We spent the first 3 days of vacation on the coast, which was a great escape from the heat of the Valley.  With overcast mornings and daytime highs in the 60's and 70's, the weather invited all kinds of outdoor activities and one last chance to wear a sweatshirt.  Cool spring weather is a favorite of Alison's, Dakota's, and mine.  Dakota loves being co-pilot on road trips, sitting in the front seat or sticking her head out the side window to watch and smell the world go by.  When she tires of standing and sitting, which happens pretty quickly on long trips, she sleeps.  My car (a Honda Fit) is the perfect car for a spoiled dog, with its magic seats that fold into several configurations, including one with the front seat opened flat.  Once padded with pillows, it makes a bed comfortable enough for our "princess and the pea" pup. 

Dakota, my 6-year-old lab, loves car trips
We stayed with Alison's brother just outside Pescadero, near Half Moon Bay, which meant we got to spend lots of quality time with Alison's 4-year-old niece, Natalie, and much of that time outdoors.

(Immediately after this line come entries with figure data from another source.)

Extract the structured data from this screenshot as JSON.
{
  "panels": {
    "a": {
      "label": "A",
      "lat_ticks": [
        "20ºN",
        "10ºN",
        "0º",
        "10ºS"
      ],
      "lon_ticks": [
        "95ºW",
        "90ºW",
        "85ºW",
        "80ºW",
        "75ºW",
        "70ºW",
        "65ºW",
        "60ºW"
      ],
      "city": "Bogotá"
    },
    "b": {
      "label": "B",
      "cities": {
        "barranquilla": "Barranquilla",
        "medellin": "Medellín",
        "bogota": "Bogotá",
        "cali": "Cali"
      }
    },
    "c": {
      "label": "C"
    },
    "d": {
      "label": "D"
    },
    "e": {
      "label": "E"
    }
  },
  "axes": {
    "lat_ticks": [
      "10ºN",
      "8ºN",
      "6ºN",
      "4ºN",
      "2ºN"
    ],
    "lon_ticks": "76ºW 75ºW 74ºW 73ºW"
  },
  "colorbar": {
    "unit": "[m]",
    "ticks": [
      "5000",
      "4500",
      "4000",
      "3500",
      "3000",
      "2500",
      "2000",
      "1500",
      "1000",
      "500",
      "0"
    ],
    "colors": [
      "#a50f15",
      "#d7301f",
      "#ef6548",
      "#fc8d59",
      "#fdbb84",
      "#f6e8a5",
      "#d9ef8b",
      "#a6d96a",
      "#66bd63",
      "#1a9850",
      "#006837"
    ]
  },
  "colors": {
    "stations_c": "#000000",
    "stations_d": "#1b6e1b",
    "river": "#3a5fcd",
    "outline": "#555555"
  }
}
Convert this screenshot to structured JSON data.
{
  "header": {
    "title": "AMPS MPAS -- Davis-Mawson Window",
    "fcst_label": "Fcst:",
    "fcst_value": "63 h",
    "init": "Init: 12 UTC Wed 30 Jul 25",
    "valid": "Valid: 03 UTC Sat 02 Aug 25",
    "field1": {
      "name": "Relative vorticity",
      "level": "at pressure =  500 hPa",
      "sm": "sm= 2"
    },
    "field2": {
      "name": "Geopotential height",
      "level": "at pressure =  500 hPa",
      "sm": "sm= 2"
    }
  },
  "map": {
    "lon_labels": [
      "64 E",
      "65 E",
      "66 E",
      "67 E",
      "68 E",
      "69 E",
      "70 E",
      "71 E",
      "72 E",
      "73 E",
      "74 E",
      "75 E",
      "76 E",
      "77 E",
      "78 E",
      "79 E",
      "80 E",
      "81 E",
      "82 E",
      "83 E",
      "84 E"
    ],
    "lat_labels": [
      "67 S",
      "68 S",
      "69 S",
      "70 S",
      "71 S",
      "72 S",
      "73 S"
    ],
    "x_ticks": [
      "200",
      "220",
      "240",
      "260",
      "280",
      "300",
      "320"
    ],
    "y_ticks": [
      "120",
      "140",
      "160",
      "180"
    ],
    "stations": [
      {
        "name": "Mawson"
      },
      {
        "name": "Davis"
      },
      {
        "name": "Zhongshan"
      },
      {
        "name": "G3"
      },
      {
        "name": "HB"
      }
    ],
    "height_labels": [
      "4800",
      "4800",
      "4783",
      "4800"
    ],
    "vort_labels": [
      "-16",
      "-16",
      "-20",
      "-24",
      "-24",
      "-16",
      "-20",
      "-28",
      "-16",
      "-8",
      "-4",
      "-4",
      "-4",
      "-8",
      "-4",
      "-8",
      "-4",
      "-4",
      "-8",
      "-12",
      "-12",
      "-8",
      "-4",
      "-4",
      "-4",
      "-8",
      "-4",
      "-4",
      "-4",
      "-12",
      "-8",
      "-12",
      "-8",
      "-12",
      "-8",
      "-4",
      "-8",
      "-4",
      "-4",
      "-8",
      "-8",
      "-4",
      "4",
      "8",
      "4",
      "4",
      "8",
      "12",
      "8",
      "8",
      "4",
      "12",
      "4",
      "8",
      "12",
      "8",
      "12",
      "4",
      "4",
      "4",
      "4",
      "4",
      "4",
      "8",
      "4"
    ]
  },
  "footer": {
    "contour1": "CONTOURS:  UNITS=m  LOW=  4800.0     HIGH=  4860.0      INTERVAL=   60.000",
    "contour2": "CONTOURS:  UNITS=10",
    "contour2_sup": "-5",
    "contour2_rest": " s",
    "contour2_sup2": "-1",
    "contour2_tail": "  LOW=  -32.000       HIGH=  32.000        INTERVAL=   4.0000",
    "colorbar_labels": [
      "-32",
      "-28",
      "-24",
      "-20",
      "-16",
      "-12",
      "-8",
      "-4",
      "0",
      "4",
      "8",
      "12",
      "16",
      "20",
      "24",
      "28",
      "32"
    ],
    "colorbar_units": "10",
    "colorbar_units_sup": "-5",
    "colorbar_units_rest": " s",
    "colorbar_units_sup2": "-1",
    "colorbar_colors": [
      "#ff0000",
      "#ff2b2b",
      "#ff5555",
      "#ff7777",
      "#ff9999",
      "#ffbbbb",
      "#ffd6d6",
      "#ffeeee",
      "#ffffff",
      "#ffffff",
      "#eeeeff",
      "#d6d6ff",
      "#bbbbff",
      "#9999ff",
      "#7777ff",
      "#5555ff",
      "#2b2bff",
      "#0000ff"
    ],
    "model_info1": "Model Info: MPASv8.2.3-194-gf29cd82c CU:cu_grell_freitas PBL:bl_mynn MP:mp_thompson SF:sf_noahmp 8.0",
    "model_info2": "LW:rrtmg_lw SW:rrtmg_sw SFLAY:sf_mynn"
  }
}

Mornings on the beach, afternoon hikes in the redwoods, and strawberry picking were all on the list of activities.
Pistachio State Beach, a great dog beach
Alison, Natalie, and me rock climbing on the beach

The farmer part of me was particularly excited about picking organic strawberries at Swanton Berry Farm, petting the baby goats at Harley Goat Farm, and tasting local honey at a roadside stand. 
We picked organic strawberries at Swanton Berry Farm in Davenport


Our 1.54 pound strawberry harvest

Petting a friendly kid.  All the little ones tried to suckle my fingers.

Natalie kept trying to feed the baby goats straw.  I tried to explain the difference between hay and straw, but she didn't get it.  I myself just learned the difference last month.  In short, straw is bedding, hay is food.

An ingenious baby goat feeder.  I wish we had rigged up on of these instead of baby bottles for our piglets.  Way less bottle washing, and Bulgur wouldn't have to push his sisters out of the way to drink his fill.
Driving back from the coast was a brutal reintroduction to the heat of the Central Valley.  I fell asleep covered with a blanket in the Bay Area (in case you were worried, I wasn't driving), and woke up sweating somewhere inland.  How rude!  By the time we reached Sacramento's 90-degree heat, I was seriously considering turning around and heading right back to the coast.  I know the Valley's heat and sunshine make the crops grow, but I sure wish I could somehow work in a climate-controlled bubble while tending to those crops!